A 16-year-old boy presents to a community clinic accompanied by his grandmother, who reports that he fell off his bike this morning. The patient now complains of a headache with mild nausea. The patient’s grandmother reports that he was not wearing a helmet. The health history is uneventful. Which of the following statements is indicative of an emergent condition?
A. The patient complains of multiple painful abrasions that are bleeding on his arms and legs.

B. The patient complains of a headache that is relieved by acetaminophen (Tylenol).

C. The patient makes eye contact occasionally and answers with brief statements.

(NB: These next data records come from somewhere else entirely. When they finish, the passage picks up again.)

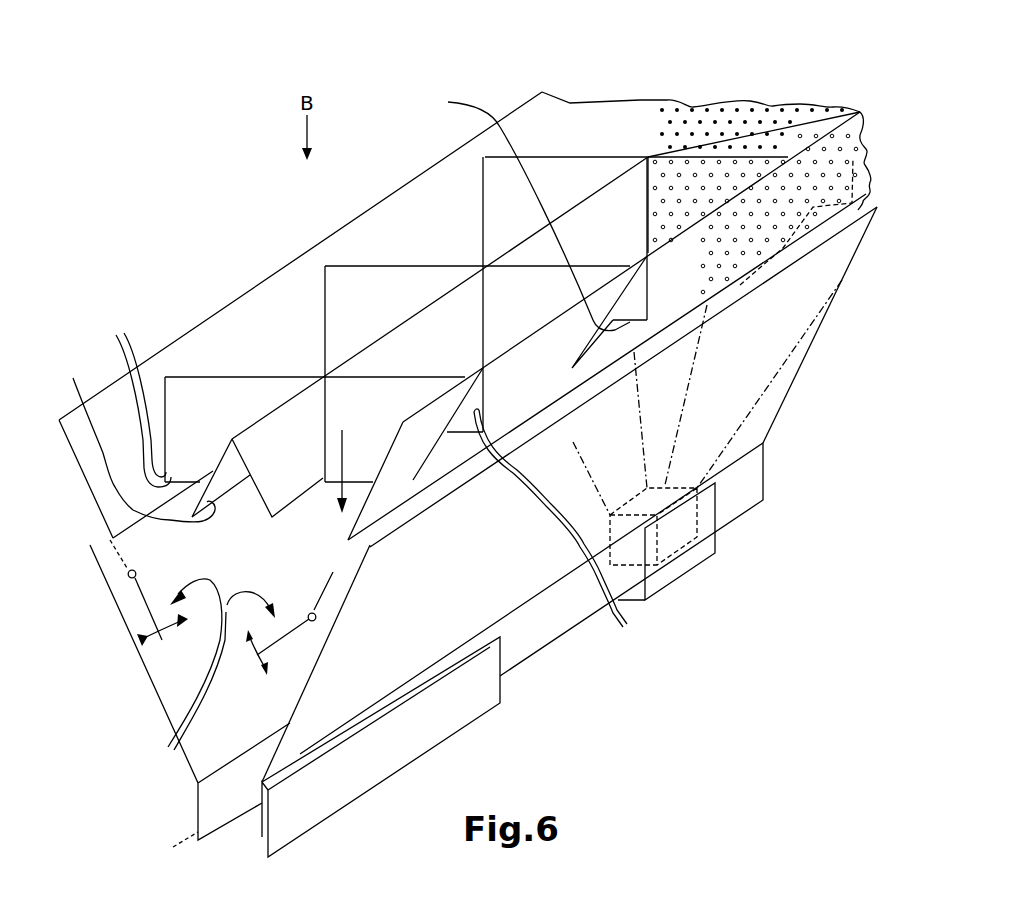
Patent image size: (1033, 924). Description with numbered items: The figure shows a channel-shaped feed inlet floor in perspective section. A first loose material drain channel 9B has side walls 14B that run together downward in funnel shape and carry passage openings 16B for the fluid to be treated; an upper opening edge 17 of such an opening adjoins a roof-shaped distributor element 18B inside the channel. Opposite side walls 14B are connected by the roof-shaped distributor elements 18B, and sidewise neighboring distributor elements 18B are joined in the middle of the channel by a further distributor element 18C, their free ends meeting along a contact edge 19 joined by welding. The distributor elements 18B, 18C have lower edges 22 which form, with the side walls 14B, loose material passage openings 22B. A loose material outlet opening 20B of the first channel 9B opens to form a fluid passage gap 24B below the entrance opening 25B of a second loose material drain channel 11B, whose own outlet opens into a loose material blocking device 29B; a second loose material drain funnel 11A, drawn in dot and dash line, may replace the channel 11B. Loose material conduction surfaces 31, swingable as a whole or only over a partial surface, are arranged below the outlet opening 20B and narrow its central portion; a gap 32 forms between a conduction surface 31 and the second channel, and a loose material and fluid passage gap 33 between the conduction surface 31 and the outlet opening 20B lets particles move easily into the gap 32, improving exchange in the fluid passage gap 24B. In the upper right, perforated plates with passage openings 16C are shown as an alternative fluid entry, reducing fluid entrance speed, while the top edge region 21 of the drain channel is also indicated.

The first loose material drain channel 9B is at (164, 326).
The top surface 21 is at (660, 125).
The second loose material drain channel 11B is at (80, 537).
The second loose material drain funnel 11A is at (765, 390).
The roof-shaped distributor element 18B is at (237, 395).
The distributor element 18C is at (445, 327).
The loose material passage opening 22B is at (343, 407).
The side wall 14B is at (730, 250).
The passage opening of perforated plate 16C is at (827, 165).
The contact edge 19 is at (687, 175).
The passage opening 16B is at (773, 220).
The lower edge 22 is at (362, 288).
The loose material outlet opening 20B is at (128, 438).
The fluid passage gap 24B is at (105, 555).
The gap 32 is at (140, 618).
The loose material conduction surface 31 is at (174, 750).
The upper opening edge 17 is at (562, 527).
The loose material blocking device 29B is at (680, 573).
The entrance opening 25B is at (398, 520).
The loose material and fluid passage gap 33 is at (337, 555).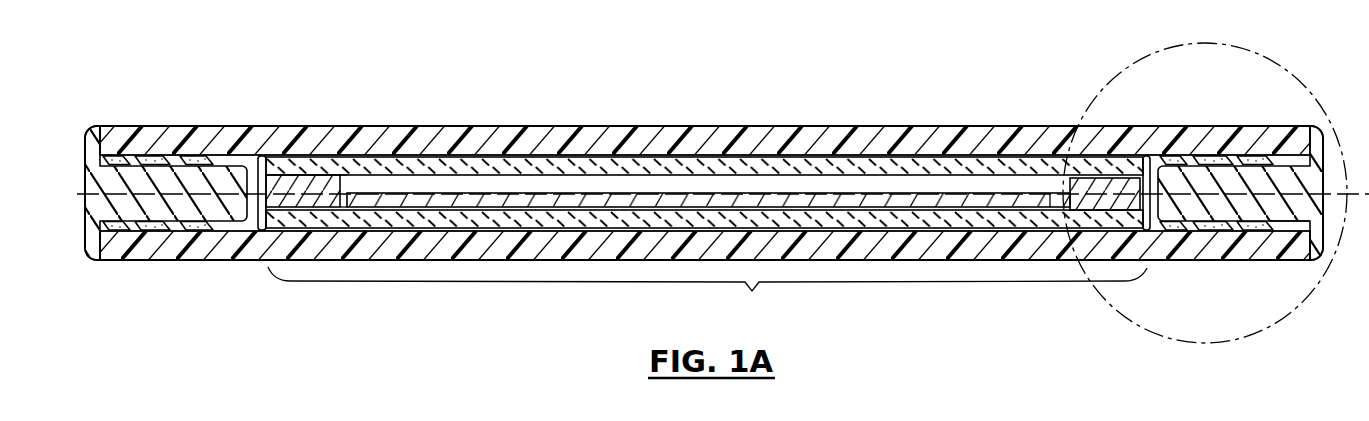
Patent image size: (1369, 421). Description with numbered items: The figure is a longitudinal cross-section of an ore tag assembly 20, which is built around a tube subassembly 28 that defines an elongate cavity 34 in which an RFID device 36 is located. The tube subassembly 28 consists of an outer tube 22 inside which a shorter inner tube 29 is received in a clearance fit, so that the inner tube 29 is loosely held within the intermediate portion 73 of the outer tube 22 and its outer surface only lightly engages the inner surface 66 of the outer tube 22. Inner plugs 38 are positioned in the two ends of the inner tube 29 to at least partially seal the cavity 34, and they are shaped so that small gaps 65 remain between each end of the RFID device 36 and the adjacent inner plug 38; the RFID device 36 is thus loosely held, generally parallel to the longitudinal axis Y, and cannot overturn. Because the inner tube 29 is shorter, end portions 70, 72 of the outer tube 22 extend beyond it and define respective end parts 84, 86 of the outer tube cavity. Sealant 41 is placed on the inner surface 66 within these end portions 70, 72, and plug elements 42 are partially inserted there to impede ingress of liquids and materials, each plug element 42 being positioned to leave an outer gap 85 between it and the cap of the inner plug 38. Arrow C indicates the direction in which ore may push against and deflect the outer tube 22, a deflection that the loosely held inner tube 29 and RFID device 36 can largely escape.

The ore tag assembly 20 is at (517, 88).
The outer tube 22 is at (883, 132).
The tube subassembly 28 is at (763, 116).
The inner tube 29 is at (645, 158).
The cavity 34 is at (603, 183).
The RFID device 36 is at (803, 184).
The inner plug 38 is at (303, 188).
The sealant 41 is at (203, 232).
The plug element 42 is at (100, 212).
The small gap 65 is at (343, 188).
The inner surface of the outer tube 66 is at (1301, 234).
The first end portion of the outer tube 70 is at (160, 248).
The second end portion of the outer tube 72 is at (1213, 140).
The intermediate portion of the outer tube 73 is at (707, 298).
The first end part of the outer tube cavity 84 is at (228, 153).
The outer gap 85 is at (254, 187).
The second end part of the outer tube cavity 86 is at (1327, 118).
The arrow C is at (741, 119).
The longitudinal axis Y is at (163, 196).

D. The patient is having difficulty with following normal conversation and answering questions.

A

Correct Answer: Option D
D. The patient is having difficulty with following normal conversation and answering questions.

Best Clues
* History of recent trauma that is followed by a headache with nausea.
* The patient did not wear a bicycle helmet.

Notes
1. Any recent changes in LOC, even one as subtle as difficulty with normal conversation, should ring a bell in your head.
2. Notice the words “normal conversation.” Do not overread the question and ask yourself what they mean by “normal conversation.” Take it at face value.
3. Changes in LOC on the test are usually subtle changes. Signs to watch for include difficulty answering questions, slurred speech, apparent confusion, inability to understand instructions/conversation, being sleepy/lethargic, and so forth.
4. Even though the patient is bleeding, note that he has “abrasions,” which are superficial.
5. The behavior described in option C is considered “normal” for an adolescent male (or female).